Putting Novell's SuSE Purchase In Perspective
An anonymous reader writes "
The editors over at NewsForge.com have combined their efforts to put today's big news about Novell's purchase of SUSE in perspective: what the news means in business terms and to the Linux community, today and in the future. A good read that includes quotes from industry insiders, IRC inhabitants, and NewsForge.com readers."
Another reader writes "This is a good analysis piece about how Linux has become Novell's lifeline, especially since NetWare's been dying...and post-Ximian."
In all fairness I doubt they could've whipped this buyout together that quickly. There must've been months of negotiations.
The RedHat thing might've played into the timing of the announcement, but I'm sure they would've done it either way.
You haven't used much netware have you ?
Novell servers have a rep for rock solid stability. They have been bricked into walls and run for years. I can't think of any working server that compares with netware for uptime, and when it comes to security take a look at the NSA ratings where novell stands.
What Novell is known for is reliability. Their directory services work a hell of alot better than Microsofts. This counts for alot in most corporate environments.
Simply put Novell linux has alot more corporate credibility than any other name except maybe (IBM or Microsoft) linux. This is a tremendous push forward for Linux in general. Especially when you consider they want the desktop and redhat just doesn't seem to care anymore.
... but it occurs to me that many of you youngsters may never have worked with Novell products at all.
If they have preserved their technical culture through the last eight or ten years, then Novell is likely to be a very, very good fit with Linux. Netware was always clumsy and arcane to administer, at least at first; the learning curve was steep. (sound familiar?) But once you understood it, you could see WHY they had done it the way they did, and their solutions were often brilliant. In exchange for up-front learning curve, you got power under the hood. (sound familiar?)
Windows was all sexy and nice-looking, and it was a lot easier to administer up front, but it didn't have anywhere NEAR the depth of thought behind it. As of NT 4.0, Microsoft's first real competition to Netware, things like print services were a joke. You could share a printer, sure, but what if you wanted to share a pool of printers? What if you wanted an automatic fallback to a backup printer that wasn't ordinarily in the pool? What if you wanted to share the same printer across several print queues? Even several print POOLS? With Novell, any of these things were easily possible, though they did take some time to get set up. (arcane, remember?) Things like this were just flat not possible on NT 4. I'm not sure they're doable even NOW, to be honest. And Microsoft introduced Active Directory, to great fanfare, with Windows 2000; Novell had Novell Directory Services something like FIVE YEARS BEFORE. It seemed to me that NDS was, as usual, better thought out and more powerful, but when I was looking at AD, my NDS experience was several years out of date, so that could be mistaken. (I never got much past beginner-level with either directory service, FWIW.)

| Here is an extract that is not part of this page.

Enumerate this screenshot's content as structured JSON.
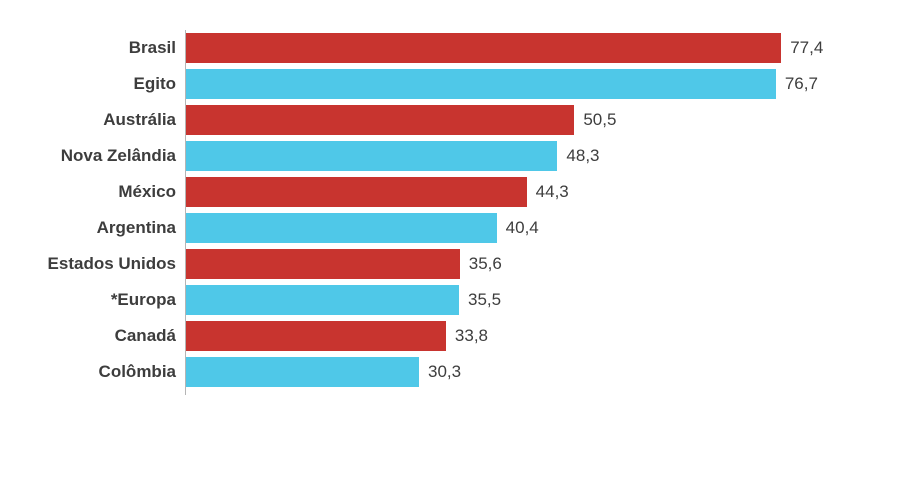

At any rate, the buzz in the NT 4.0 timeframe was all about "application services". This was shorthand for "you can write and run your own server software", which was very difficult to do on Netware. Netware was an EXTREMELY closed architecture. If they have retained that mindset, that's going to be the biggest likely sticking point. Windows was more open and cheaper, so it prospered, just as Linux is completely open and cheaper still. Novell may have a hard time with this issue.
At any rate, Netware servers were nearly uncrashable. It could happen: I had one customer who could crash his server just by running a particular application. But by and large, you could literally install Netware on a PC, put it in the closet, and forget about it for five years. Or longer. It would just run and run and run and always work and never break. I'm DEAD SERIOUS when I say "five years uptime"; Novell reliability made even Linux look kind of amateurish. You could pretty much expect that once you turned off the monitor and left the room, that the server would continue to run until the hardware broke. It was that good.
Assuming they've preserved their technical culture , Novell probably knows more about reliability than any other living x86 software company. And they had this directory services stuff figured out six or eight years ago. They've had a lot of time to think about that problem. I've also heard good things about ZenWorks, though I haven't touched it myself.
This could be very good indeed. I'm seriously thinking about downloading SuSE now; I know it's not going to change over the short term, but if the marriage comes off (and, mind you, MOST tech company takeovers fail), LinuxWorks could become the de facto standard within a few years.